Democratas elegem um hispânico do establishment como líder na era Trump
Ex-secretário do Trabalho Tom Perez é o primeiro latino a dirigir o Comitê Nacional Democrata (DNC)
O Partido Democrata pela primeira vez apostou em um hispânico, Tom Perez, para guiar seu caminho pela travessia no deserto aberta pela vitória republicana tanto na Casa Branca, com Donald Trump, como no Congresso, onde os conservadores mantêm a maioria nas duas câmaras. A nomeação do candidato apoiado pelo establishment do partido como o novo chefe do Comitê Nacional Democrata (DNC) é um aceno à diversidade que os democratas querem continuar defendendo. Mas também confirma que o partido agora na oposição ainda não é capaz de romper totalmente com as estruturas que o deixaram agora na oposição e buscando como voltar a se transformar no partido mais votado pelos trabalhadores e o campo que, em novembro, o abandonaram em parte e votaram em Trump. Os setores mais ligados a Bernie Sanders apostaram em seu rival, o congressista afro-americano e muçulmano Keith Ellison.
O próprio Perez, contudo, parecia consciente da necessidade de acenar ao setor derrotado do partido, mas capaz de mobilizar as bases. Assim que sua vitória foi confirmada na votação realizada neste sábado em Atlanta (Geórgia), Perez propôs que seu rival Ellison fosse escolhido como seu número dois, algo que foi aprovado por aclamação. Perez até mesmo lhe concedeu a palavra antes de falar para apresentar sua visão de futuro para o Partido Democrata.
Pouco antes da votação, Perez fez um sóbrio chamado à realidade vivida pelo partido, e que diz querer começar a mudar no momento em que assumir a chefia do DNC.
“Precisamos enfrentar os fatos, sofremos uma crise de confiança e de relevância, e precisamos de uma direção que não só possa combater Trump, como também produzir uma mudança de cultura no Partido Democrata”.

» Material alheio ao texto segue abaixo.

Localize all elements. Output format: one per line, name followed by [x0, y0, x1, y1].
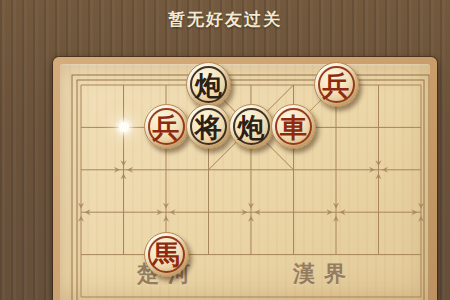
piece-label: 炮 — [187, 64, 230, 107]
xiangqi-board[interactable] — [53, 57, 437, 300]
board-surface — [60, 64, 430, 300]
last-move-origin-marker — [119, 122, 129, 132]
piece-label: 将 — [187, 106, 230, 149]
piece-label: 兵 — [145, 106, 188, 149]
piece-black-cannon[interactable]: 炮 — [186, 62, 231, 107]
piece-label: 兵 — [315, 64, 358, 107]
page-title: 暂无好友过关 — [0, 8, 450, 31]
river-label-han: 漢界 — [293, 259, 355, 289]
piece-black-cannon[interactable]: 炮 — [229, 104, 274, 149]
piece-red-horse[interactable]: 馬 — [144, 232, 189, 277]
piece-red-soldier[interactable]: 兵 — [144, 104, 189, 149]
piece-label: 車 — [272, 106, 315, 149]
piece-red-soldier[interactable]: 兵 — [314, 62, 359, 107]
piece-label: 炮 — [230, 106, 273, 149]
app-background: 暂无好友过关 楚河 漢界 炮兵兵将炮車馬 — [0, 0, 450, 300]
piece-label: 馬 — [145, 234, 188, 277]
piece-black-general[interactable]: 将 — [186, 104, 231, 149]
piece-red-chariot[interactable]: 車 — [271, 104, 316, 149]
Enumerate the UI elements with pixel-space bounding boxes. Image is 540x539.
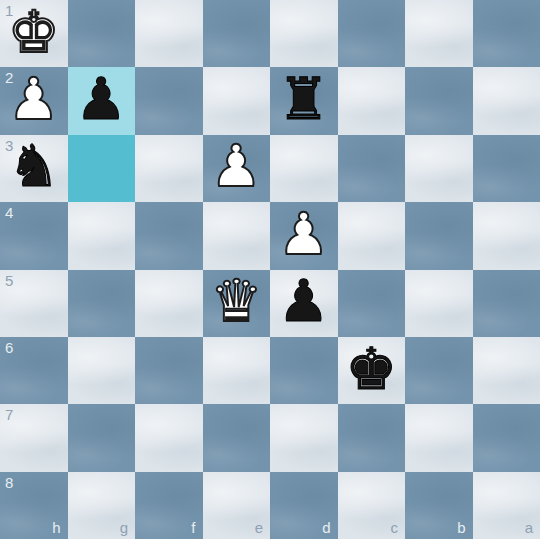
square-h5[interactable]: 5	[0, 270, 68, 337]
black-pawn[interactable]: ♟	[75, 70, 127, 128]
white-pawn[interactable]: ♟	[8, 70, 60, 128]
square-g5[interactable]	[68, 270, 136, 337]
file-label-a: a	[525, 519, 533, 536]
file-label-d: d	[322, 519, 330, 536]
square-d7[interactable]	[270, 404, 338, 471]
square-b3[interactable]	[405, 135, 473, 202]
square-f3[interactable]	[135, 135, 203, 202]
square-b4[interactable]	[405, 202, 473, 269]
square-h2[interactable]: 2♟	[0, 67, 68, 134]
white-queen[interactable]: ♛	[210, 272, 262, 330]
square-b1[interactable]	[405, 0, 473, 67]
rank-label-4: 4	[5, 204, 13, 221]
file-label-f: f	[191, 519, 195, 536]
square-b2[interactable]	[405, 67, 473, 134]
square-e1[interactable]	[203, 0, 271, 67]
square-d3[interactable]	[270, 135, 338, 202]
black-king[interactable]: ♚	[345, 340, 397, 398]
square-g6[interactable]	[68, 337, 136, 404]
white-pawn[interactable]: ♟	[278, 205, 330, 263]
square-e7[interactable]	[203, 404, 271, 471]
square-e6[interactable]	[203, 337, 271, 404]
file-label-c: c	[391, 519, 399, 536]
square-a3[interactable]	[473, 135, 540, 202]
square-d4[interactable]: ♟	[270, 202, 338, 269]
square-h4[interactable]: 4	[0, 202, 68, 269]
square-h7[interactable]: 7	[0, 404, 68, 471]
square-g4[interactable]	[68, 202, 136, 269]
square-e2[interactable]	[203, 67, 271, 134]
square-g2[interactable]: ♟	[68, 67, 136, 134]
square-a6[interactable]	[473, 337, 540, 404]
square-c5[interactable]	[338, 270, 406, 337]
chess-board: 1♚2♟♟♜3♞♟4♟5♛♟6♚78hgfedcba	[0, 0, 540, 539]
file-label-b: b	[457, 519, 465, 536]
rank-label-7: 7	[5, 406, 13, 423]
square-d6[interactable]	[270, 337, 338, 404]
square-f4[interactable]	[135, 202, 203, 269]
square-h3[interactable]: 3♞	[0, 135, 68, 202]
square-h8[interactable]: 8h	[0, 472, 68, 539]
file-label-e: e	[255, 519, 263, 536]
black-pawn[interactable]: ♟	[278, 272, 330, 330]
square-e8[interactable]: e	[203, 472, 271, 539]
square-a7[interactable]	[473, 404, 540, 471]
file-label-h: h	[52, 519, 60, 536]
square-c7[interactable]	[338, 404, 406, 471]
square-f6[interactable]	[135, 337, 203, 404]
square-b6[interactable]	[405, 337, 473, 404]
square-e4[interactable]	[203, 202, 271, 269]
square-c6[interactable]: ♚	[338, 337, 406, 404]
rank-label-8: 8	[5, 474, 13, 491]
rank-label-6: 6	[5, 339, 13, 356]
square-a5[interactable]	[473, 270, 540, 337]
square-a1[interactable]	[473, 0, 540, 67]
square-f7[interactable]	[135, 404, 203, 471]
square-c8[interactable]: c	[338, 472, 406, 539]
square-h6[interactable]: 6	[0, 337, 68, 404]
file-label-g: g	[120, 519, 128, 536]
rank-label-5: 5	[5, 272, 13, 289]
square-f1[interactable]	[135, 0, 203, 67]
square-d2[interactable]: ♜	[270, 67, 338, 134]
square-c1[interactable]	[338, 0, 406, 67]
square-b7[interactable]	[405, 404, 473, 471]
square-b5[interactable]	[405, 270, 473, 337]
white-pawn[interactable]: ♟	[210, 137, 262, 195]
square-d8[interactable]: d	[270, 472, 338, 539]
square-c4[interactable]	[338, 202, 406, 269]
square-c3[interactable]	[338, 135, 406, 202]
square-a8[interactable]: a	[473, 472, 540, 539]
square-e3[interactable]: ♟	[203, 135, 271, 202]
square-a2[interactable]	[473, 67, 540, 134]
square-h1[interactable]: 1♚	[0, 0, 68, 67]
square-f5[interactable]	[135, 270, 203, 337]
square-g8[interactable]: g	[68, 472, 136, 539]
black-knight[interactable]: ♞	[8, 137, 60, 195]
black-rook[interactable]: ♜	[278, 70, 330, 128]
white-king[interactable]: ♚	[8, 3, 60, 61]
square-f8[interactable]: f	[135, 472, 203, 539]
square-e5[interactable]: ♛	[203, 270, 271, 337]
square-g3[interactable]	[68, 135, 136, 202]
square-b8[interactable]: b	[405, 472, 473, 539]
square-d5[interactable]: ♟	[270, 270, 338, 337]
square-g7[interactable]	[68, 404, 136, 471]
square-g1[interactable]	[68, 0, 136, 67]
square-d1[interactable]	[270, 0, 338, 67]
square-f2[interactable]	[135, 67, 203, 134]
square-a4[interactable]	[473, 202, 540, 269]
square-c2[interactable]	[338, 67, 406, 134]
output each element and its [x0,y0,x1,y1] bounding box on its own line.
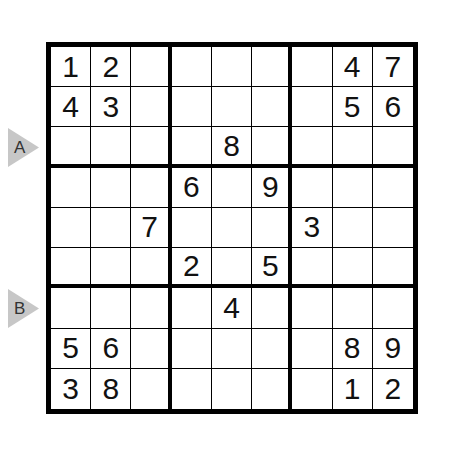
cell-r6c1[interactable] [51,248,91,288]
cell-r7c4[interactable] [172,288,212,328]
cell-r3c1[interactable] [51,127,91,167]
cell-r1c5[interactable] [212,47,252,87]
cell-r8c6[interactable] [252,329,292,369]
cell-r9c1-given: 3 [51,369,91,409]
cell-r7c8[interactable] [333,288,373,328]
cell-r3c7[interactable] [292,127,332,167]
cell-r7c2[interactable] [91,288,131,328]
cell-r5c1[interactable] [51,208,91,248]
cell-r8c8-given: 8 [333,329,373,369]
cell-r1c4[interactable] [172,47,212,87]
cell-r6c9[interactable] [373,248,413,288]
cell-r1c6[interactable] [252,47,292,87]
cell-r7c5-given: 4 [212,288,252,328]
cell-r3c3[interactable] [131,127,171,167]
cell-r2c5[interactable] [212,87,252,127]
cell-r1c1-given: 1 [51,47,91,87]
cell-r4c9[interactable] [373,168,413,208]
sudoku-page: A B 124743568697325456893812 [0,0,463,457]
cell-r5c6[interactable] [252,208,292,248]
cell-r4c5[interactable] [212,168,252,208]
cell-r7c7[interactable] [292,288,332,328]
cell-r3c2[interactable] [91,127,131,167]
cell-r8c9-given: 9 [373,329,413,369]
cell-r6c3[interactable] [131,248,171,288]
cell-r5c9[interactable] [373,208,413,248]
cell-r2c3[interactable] [131,87,171,127]
cell-r7c9[interactable] [373,288,413,328]
sudoku-board: 124743568697325456893812 [46,42,418,414]
cell-r7c6[interactable] [252,288,292,328]
cell-r5c4[interactable] [172,208,212,248]
cell-r9c2-given: 8 [91,369,131,409]
cell-r9c9-given: 2 [373,369,413,409]
cell-r5c3-given: 7 [131,208,171,248]
cell-r5c8[interactable] [333,208,373,248]
cell-r1c8-given: 4 [333,47,373,87]
cell-r1c9-given: 7 [373,47,413,87]
cell-r8c4[interactable] [172,329,212,369]
cell-r8c2-given: 6 [91,329,131,369]
cell-r9c6[interactable] [252,369,292,409]
cell-r8c1-given: 5 [51,329,91,369]
cell-r6c2[interactable] [91,248,131,288]
cell-r3c8[interactable] [333,127,373,167]
cell-r4c7[interactable] [292,168,332,208]
cell-r4c3[interactable] [131,168,171,208]
cell-r9c7[interactable] [292,369,332,409]
cell-r2c9-given: 6 [373,87,413,127]
cell-r3c5-given: 8 [212,127,252,167]
cell-r5c7-given: 3 [292,208,332,248]
cell-r4c1[interactable] [51,168,91,208]
cell-r2c1-given: 4 [51,87,91,127]
cell-r7c3[interactable] [131,288,171,328]
cell-r9c5[interactable] [212,369,252,409]
cell-r4c4-given: 6 [172,168,212,208]
cell-r3c4[interactable] [172,127,212,167]
cell-r2c6[interactable] [252,87,292,127]
cell-r5c5[interactable] [212,208,252,248]
cell-r4c8[interactable] [333,168,373,208]
cell-r1c2-given: 2 [91,47,131,87]
cell-r9c4[interactable] [172,369,212,409]
cell-r8c7[interactable] [292,329,332,369]
cell-r2c4[interactable] [172,87,212,127]
cell-r8c3[interactable] [131,329,171,369]
cell-r9c3[interactable] [131,369,171,409]
cell-r3c9[interactable] [373,127,413,167]
cell-r4c2[interactable] [91,168,131,208]
cell-r7c1[interactable] [51,288,91,328]
cell-r1c7[interactable] [292,47,332,87]
cell-r5c2[interactable] [91,208,131,248]
row-marker-a: A [8,128,39,167]
cell-r6c8[interactable] [333,248,373,288]
cell-r2c7[interactable] [292,87,332,127]
cell-r2c2-given: 3 [91,87,131,127]
cell-r8c5[interactable] [212,329,252,369]
cell-r9c8-given: 1 [333,369,373,409]
cell-r2c8-given: 5 [333,87,373,127]
cell-r1c3[interactable] [131,47,171,87]
cell-r6c6-given: 5 [252,248,292,288]
cell-r4c6-given: 9 [252,168,292,208]
cell-r6c4-given: 2 [172,248,212,288]
cell-r6c5[interactable] [212,248,252,288]
cell-r6c7[interactable] [292,248,332,288]
row-marker-b: B [8,289,39,328]
cell-r3c6[interactable] [252,127,292,167]
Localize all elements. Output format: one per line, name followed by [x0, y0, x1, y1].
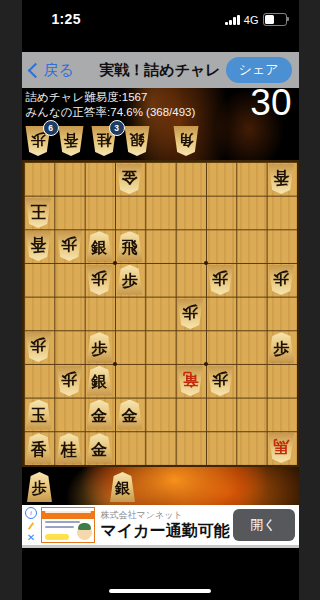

Oito candidatos concorreram ao posto, mas um, Pete Buttigieg, prefeito de South Bend (Indiana), se retirou pouco antes do começo da votação. De qualquer forma, a batalha estava centrada sobretudo em dois: Perez, o ex-secretário de Trabalho de Barack Obama, considerado como o candidato do establishment, apoiado pelo entorno de Hillary Clinton. Seu principal rival era o da “ruptura” Keith Ellison, um congressista afro-americano por Minnesota e o primeiro muçulmano eleito no Congresso norte-americano, que estava respaldado pela corrente mais esquerdista do partido liderada pelos senadores Bernie Sanders e Elizabeth Warren.
A direção do DNC estava vaga desde que em julho, às vésperas da Convenção Democrata que elegeu Hillary Clinton como candidata à presidência, a até então chefe do DNC, Debbie Wasserman-Schultz, precisou renunciar. A plataforma WikiLeaks publicou e-mails internos – roubados pela Rússia, de acordo com os EUA – que revelaram a tentativa da cúpula do partido de boicotar a candidatura de Bernie Sanders à Casa Branca e favorecer Clinton.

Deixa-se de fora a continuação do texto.